If another manufacturer had made the iPhone, you would probably unlock it by pressing a sequence of keys. That's the most obvious design.

I respectfully disagree. My thought process was 1. Passcode (alpha or numeric) 2. If I don't want a passcode, I need something else, and a single button won't do. Ok, drag something.

The conclusion is obvious. You could argue that I am biased, and it would be impossible for me to counter. However, IMHO, sliding something was the obvious answer.

"drag something" was not a common interaction at the time, especially because there weren't any other products with touchscreens accurate enough for it (try to unlock a chinese %pad knockoff. they are 10x better than what existed in 2007). Remember, actually touching the screen was novelty.
Except that a single button WILL do. Because you still need to press it in order to wake the screen up on pretty much every phone on the market today.

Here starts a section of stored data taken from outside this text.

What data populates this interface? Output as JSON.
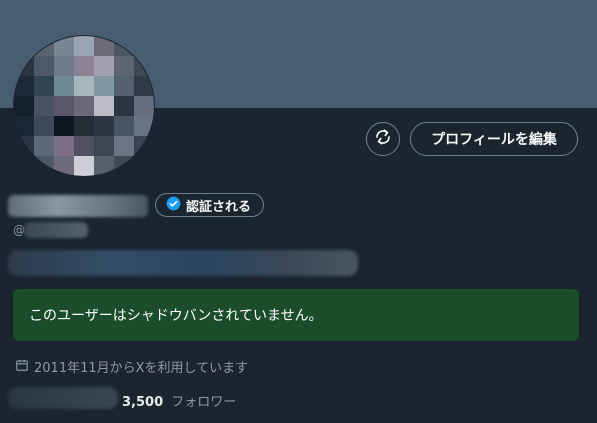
{
  "profile": {
    "edit_button": "プロフィールを編集",
    "verified_badge": "認証される",
    "handle_prefix": "@",
    "shadowban_status": "このユーザーはシャドウバンされていません。",
    "joined": "2011年11月からXを利用しています",
    "followers_count": "3,500",
    "followers_label": "フォロワー"
  },
  "icons": {
    "refresh": "refresh-icon",
    "verified": "verified-check-icon",
    "calendar": "calendar-icon"
  },
  "colors": {
    "banner": "#485d6f",
    "background": "#1b2530",
    "status_banner": "#1b4d2b",
    "verified_blue": "#1d9bf0"
  }
}
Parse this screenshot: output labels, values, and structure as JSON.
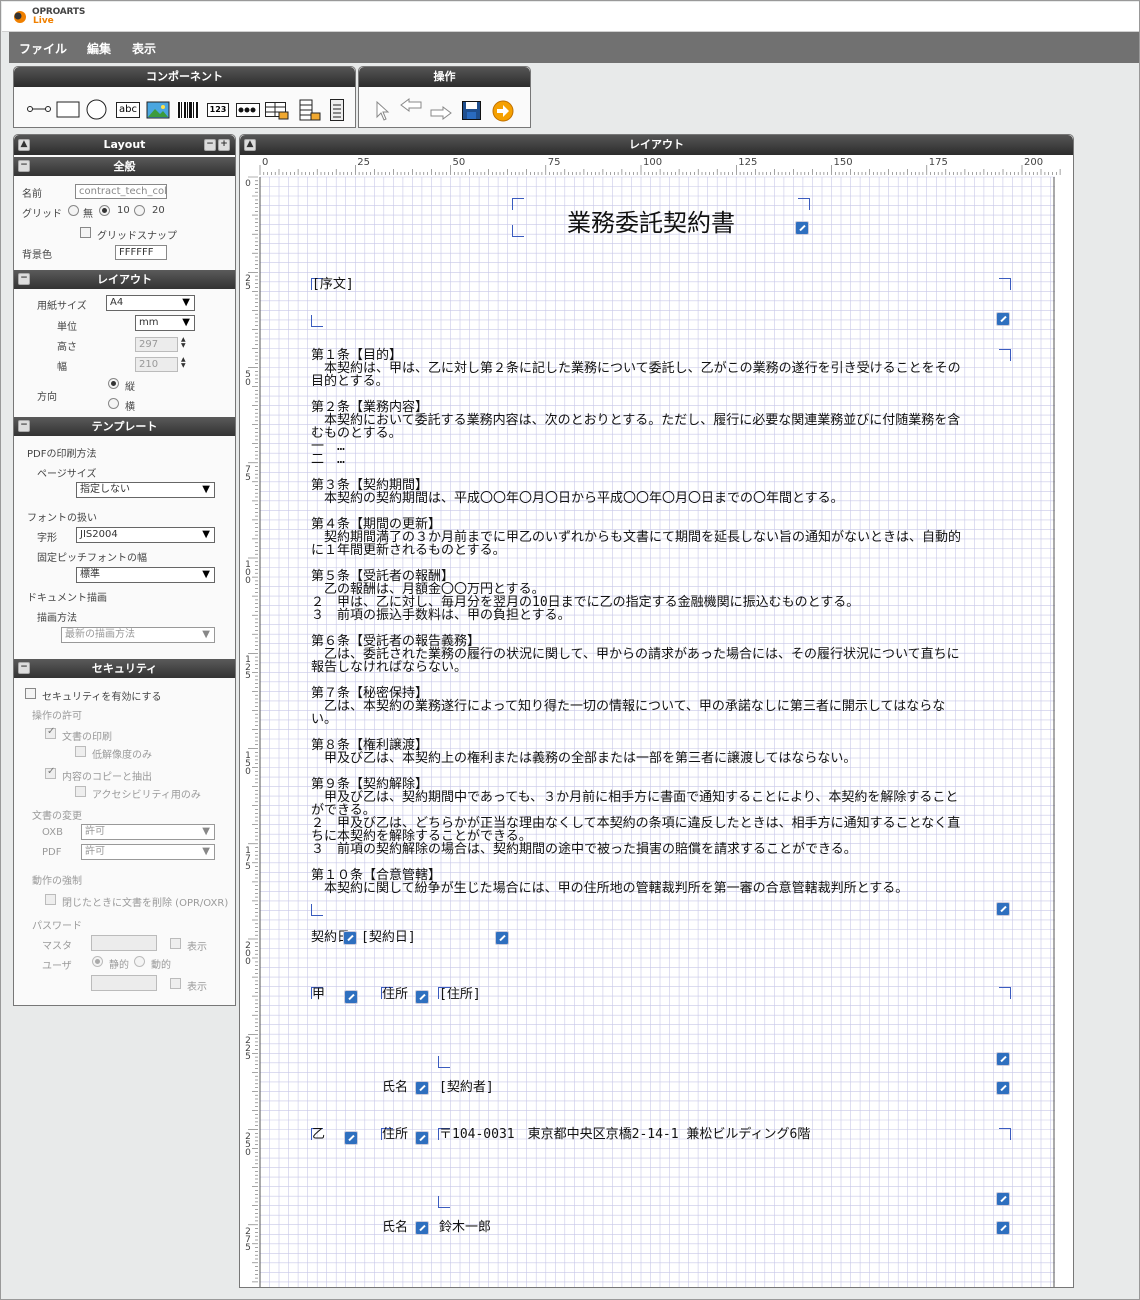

Which begs the question why you wouldn't either go straight to the home screen or show a single continue button. Slide to unlock is not what most people would do in that situation.

I agree the latch is not a good comparison, but I did have "slide" to unlock on my walkman back in the day. (lock/unlock buttons)
So one thing to understand about patent law. A combination of existing features can be novel if the combination together is novel. However, in that case, the protection is extended to the combination only, not the individual features.

Samsung isn't getting sued because Apple owns "pinch to zoom." That's not how you'd read the patent. What Apple owns is "pinch to zoom" in the context of a device containing a combination of all the other features. Samsung copied that device with that combination of features. With a device, I might add, that was changed from the default Android UI to look more like an iPhone.

>What Apple owns is "pinch to zoom" in the context of a device containing a combination of all the other features.

That's completely incorrect--read the patent. Apple owns pinch to zoom on a touchscreen, so long as that pinch to zoom allows you to pinch multiple times to continue to zoom.

Again apple owns an individual utility patent on what we consider pinch to zoom on touchscreens. If you use just that one feature you are infringing on their patent, and every android phone is infringing on that patent.